Something funny is I remember back in 2001 going into a Goodwill thrift store and seeing much more powerful Pentium PC's in there for $10 each you know like the systems that would cost $2,500 or more 5 or 6 years earlier back in 1996 and 1995 when they were the new hottest and latest PC's . I would buy them and resell them for $100 for easy pocket money to buy new computer parts for myself.Back in 1998 I would acquire those 386's and sometimes more rarely 486's (usually slower SX 25's or DX-33's for $10 too.They were useful for me learning how rebuild PC's or modify them.I would sell them too.
UK v USA: The TRS-80 Model I and the ZX81 (Timex 1000) are similar spec, yet, in the US, the TRS-80 sold well, while the ZX81 didn't and the two computers look very different. I think it's mostly the different looks that did it, the TRS-80 I looks like a "big boy's" computer for computer-y things whereas the ZX81 looks like a game system (and it was no good at games) In the UK, the ZX81 sold OK whereas the Model I was unheard of Having said that, we bought British then, unless it was Commodore
This was during the CDROM era that preceded the WWWinternet.. the CDROMs like the ones they're showing here were more expensive than just a book and not much better so for most people computers continued to be useless.

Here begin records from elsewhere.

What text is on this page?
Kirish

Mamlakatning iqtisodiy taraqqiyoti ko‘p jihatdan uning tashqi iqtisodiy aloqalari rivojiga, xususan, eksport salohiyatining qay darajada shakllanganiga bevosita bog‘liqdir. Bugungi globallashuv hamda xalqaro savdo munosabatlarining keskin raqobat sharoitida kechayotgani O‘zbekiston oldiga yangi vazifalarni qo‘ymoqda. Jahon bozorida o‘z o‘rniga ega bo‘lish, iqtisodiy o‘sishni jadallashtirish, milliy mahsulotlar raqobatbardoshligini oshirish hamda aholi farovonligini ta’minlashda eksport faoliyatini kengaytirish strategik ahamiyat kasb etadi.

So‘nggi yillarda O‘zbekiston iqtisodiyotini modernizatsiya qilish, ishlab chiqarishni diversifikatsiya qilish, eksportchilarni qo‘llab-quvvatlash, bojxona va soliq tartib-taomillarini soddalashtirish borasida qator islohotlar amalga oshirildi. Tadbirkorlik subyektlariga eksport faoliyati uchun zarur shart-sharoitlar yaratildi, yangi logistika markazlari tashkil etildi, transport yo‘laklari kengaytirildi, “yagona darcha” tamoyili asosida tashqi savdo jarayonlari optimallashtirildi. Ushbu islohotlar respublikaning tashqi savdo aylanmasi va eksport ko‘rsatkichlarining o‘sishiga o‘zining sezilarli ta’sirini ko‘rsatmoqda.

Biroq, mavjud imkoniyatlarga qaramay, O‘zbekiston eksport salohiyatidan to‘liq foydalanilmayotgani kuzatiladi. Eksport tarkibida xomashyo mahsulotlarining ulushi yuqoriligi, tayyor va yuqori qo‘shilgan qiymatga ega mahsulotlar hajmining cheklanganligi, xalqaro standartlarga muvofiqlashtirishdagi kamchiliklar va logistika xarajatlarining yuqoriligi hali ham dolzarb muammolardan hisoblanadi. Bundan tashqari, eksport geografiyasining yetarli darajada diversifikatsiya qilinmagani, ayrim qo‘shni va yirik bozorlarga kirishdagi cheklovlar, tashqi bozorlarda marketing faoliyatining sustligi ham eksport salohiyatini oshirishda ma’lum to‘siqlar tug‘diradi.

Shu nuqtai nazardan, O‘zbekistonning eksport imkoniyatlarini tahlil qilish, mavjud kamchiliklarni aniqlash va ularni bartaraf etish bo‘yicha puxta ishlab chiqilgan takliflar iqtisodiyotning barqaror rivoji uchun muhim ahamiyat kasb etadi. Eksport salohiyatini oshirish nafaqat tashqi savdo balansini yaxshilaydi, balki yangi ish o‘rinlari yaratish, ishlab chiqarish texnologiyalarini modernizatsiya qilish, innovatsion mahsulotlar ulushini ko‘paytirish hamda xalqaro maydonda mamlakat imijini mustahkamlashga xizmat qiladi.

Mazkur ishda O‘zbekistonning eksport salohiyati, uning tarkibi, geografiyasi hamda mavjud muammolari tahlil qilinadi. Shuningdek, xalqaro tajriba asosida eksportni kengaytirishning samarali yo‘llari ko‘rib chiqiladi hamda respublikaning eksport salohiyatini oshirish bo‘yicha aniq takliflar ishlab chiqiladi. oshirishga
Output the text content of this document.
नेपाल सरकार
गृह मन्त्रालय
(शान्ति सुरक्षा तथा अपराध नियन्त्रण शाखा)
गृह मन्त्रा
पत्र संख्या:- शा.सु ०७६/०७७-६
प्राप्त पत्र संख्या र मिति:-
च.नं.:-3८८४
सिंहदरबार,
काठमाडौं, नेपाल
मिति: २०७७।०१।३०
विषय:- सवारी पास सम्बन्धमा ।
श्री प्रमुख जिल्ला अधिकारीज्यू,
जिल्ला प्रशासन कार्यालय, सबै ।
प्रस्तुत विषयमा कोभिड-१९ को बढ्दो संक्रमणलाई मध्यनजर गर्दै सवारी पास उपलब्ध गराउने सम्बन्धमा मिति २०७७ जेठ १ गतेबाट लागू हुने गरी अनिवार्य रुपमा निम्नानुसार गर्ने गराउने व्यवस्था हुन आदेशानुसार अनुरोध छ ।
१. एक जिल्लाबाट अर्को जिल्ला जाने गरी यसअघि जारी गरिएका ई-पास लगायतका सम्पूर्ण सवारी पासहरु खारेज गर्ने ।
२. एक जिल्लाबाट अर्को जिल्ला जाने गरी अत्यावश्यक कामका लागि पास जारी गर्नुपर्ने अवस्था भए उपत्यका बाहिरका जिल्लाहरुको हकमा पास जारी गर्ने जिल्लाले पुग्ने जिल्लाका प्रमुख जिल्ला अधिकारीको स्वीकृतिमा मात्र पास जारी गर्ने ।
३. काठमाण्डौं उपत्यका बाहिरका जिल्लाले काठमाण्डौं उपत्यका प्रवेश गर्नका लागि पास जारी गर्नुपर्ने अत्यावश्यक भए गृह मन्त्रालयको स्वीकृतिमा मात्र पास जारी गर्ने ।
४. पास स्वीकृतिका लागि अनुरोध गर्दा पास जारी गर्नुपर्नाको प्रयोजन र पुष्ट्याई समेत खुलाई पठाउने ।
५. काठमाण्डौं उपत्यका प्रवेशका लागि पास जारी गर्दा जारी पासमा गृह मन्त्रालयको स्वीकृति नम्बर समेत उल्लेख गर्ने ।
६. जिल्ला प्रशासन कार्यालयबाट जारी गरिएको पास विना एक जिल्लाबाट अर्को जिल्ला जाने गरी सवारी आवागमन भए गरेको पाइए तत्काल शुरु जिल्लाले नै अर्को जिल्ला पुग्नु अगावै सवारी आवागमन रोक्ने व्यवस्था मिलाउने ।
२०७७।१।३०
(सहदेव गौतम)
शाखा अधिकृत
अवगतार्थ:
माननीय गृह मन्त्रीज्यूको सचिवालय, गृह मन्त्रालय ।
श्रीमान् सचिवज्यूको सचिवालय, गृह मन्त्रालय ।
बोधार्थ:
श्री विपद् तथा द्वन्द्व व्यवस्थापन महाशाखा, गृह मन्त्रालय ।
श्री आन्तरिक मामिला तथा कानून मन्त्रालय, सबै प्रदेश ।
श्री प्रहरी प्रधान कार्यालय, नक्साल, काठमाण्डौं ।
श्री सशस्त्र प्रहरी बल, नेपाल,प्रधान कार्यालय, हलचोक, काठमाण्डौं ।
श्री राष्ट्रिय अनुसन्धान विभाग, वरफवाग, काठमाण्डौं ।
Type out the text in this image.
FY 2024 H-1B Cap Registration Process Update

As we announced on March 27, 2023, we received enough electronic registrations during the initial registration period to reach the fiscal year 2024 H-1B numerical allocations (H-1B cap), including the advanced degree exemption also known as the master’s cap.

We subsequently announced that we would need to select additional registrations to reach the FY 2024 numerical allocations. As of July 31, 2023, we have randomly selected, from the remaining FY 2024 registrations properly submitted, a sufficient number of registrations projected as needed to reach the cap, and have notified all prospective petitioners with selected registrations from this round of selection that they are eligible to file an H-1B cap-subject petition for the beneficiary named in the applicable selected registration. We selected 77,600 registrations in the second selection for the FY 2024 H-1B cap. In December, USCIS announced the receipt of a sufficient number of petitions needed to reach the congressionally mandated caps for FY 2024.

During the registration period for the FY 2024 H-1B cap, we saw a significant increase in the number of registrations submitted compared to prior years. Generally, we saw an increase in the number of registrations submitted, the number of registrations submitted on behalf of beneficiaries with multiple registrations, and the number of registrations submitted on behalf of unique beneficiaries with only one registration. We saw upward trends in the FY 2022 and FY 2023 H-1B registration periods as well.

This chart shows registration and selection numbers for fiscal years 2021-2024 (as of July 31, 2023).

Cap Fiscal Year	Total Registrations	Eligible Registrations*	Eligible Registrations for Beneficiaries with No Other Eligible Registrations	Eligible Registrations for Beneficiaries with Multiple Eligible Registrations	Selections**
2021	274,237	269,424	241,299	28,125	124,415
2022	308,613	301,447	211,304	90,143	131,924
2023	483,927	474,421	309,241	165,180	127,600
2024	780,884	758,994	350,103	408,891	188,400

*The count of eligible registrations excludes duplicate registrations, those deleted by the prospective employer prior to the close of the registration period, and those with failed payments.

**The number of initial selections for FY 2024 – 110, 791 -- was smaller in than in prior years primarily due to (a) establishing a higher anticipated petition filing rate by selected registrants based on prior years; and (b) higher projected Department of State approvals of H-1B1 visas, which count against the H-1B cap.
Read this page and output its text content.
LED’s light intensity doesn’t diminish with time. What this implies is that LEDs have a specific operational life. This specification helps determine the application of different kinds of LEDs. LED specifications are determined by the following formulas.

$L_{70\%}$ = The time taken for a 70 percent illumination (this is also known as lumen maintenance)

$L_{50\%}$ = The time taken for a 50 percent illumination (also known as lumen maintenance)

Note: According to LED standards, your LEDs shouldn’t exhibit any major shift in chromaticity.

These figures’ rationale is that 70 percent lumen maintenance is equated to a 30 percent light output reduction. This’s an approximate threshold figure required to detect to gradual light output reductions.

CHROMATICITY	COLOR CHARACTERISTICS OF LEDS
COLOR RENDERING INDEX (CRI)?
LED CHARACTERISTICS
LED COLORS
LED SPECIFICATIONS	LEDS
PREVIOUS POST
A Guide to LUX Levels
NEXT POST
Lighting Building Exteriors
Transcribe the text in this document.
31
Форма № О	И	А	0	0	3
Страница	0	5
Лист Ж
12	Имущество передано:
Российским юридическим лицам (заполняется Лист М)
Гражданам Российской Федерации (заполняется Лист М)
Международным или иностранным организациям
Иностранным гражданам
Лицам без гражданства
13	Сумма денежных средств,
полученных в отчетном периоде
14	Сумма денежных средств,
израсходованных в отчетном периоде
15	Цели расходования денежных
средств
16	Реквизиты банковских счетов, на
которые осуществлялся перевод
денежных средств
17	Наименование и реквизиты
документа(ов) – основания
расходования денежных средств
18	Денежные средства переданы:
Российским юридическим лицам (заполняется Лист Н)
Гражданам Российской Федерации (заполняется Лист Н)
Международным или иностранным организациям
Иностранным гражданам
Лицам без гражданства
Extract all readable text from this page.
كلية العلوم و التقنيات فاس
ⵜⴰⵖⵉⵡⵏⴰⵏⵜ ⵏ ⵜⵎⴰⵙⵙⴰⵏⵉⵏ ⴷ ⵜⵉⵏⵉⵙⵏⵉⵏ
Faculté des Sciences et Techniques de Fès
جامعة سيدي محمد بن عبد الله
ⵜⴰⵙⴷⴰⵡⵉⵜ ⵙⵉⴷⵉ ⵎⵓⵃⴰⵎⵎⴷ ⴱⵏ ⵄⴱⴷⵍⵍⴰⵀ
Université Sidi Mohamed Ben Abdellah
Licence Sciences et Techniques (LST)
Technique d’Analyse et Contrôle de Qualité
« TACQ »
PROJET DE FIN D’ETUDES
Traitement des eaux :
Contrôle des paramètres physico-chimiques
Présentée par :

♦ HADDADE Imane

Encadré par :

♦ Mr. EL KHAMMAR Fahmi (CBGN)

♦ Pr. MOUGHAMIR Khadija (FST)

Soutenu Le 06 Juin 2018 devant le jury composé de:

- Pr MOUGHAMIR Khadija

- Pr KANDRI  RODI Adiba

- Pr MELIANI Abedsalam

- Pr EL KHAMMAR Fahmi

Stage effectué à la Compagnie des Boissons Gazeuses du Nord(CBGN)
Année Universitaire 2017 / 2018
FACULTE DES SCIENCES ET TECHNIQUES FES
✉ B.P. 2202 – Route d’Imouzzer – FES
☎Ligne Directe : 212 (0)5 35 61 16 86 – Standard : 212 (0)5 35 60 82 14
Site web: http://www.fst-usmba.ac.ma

1991 was honestly the start of their long and slow death. Heck it might have even started before this but once they started selling the same junk as everyone else and stopped selling stuff that nerds actually wanted it made them irrelevant. I mean they basically had just one kind of customer: the nerd and once they left their base behind it was only a matter of time. Sad really. Other electric stores done the same thing and failed too. There's a formula for sure but you can't abandon your core customers like this and expect to thrive. Even Best buy is on skaky ground. Sure the internet didn't help any, RadioShack was always a tad bit more expensive than going to specialty store online, but with RadioShack at least you could have it that day. I think that's what helps keep best buy afloat. People want this and that but if they need something that's a whole other matter..
Touchscreens became available commercially in the early 1980s. HP released the HP-150 in 1983, which featured a 9-inch Sony CRT monitor surrounded by infrared emitters and detectors which could sense the user's finger touching the screen.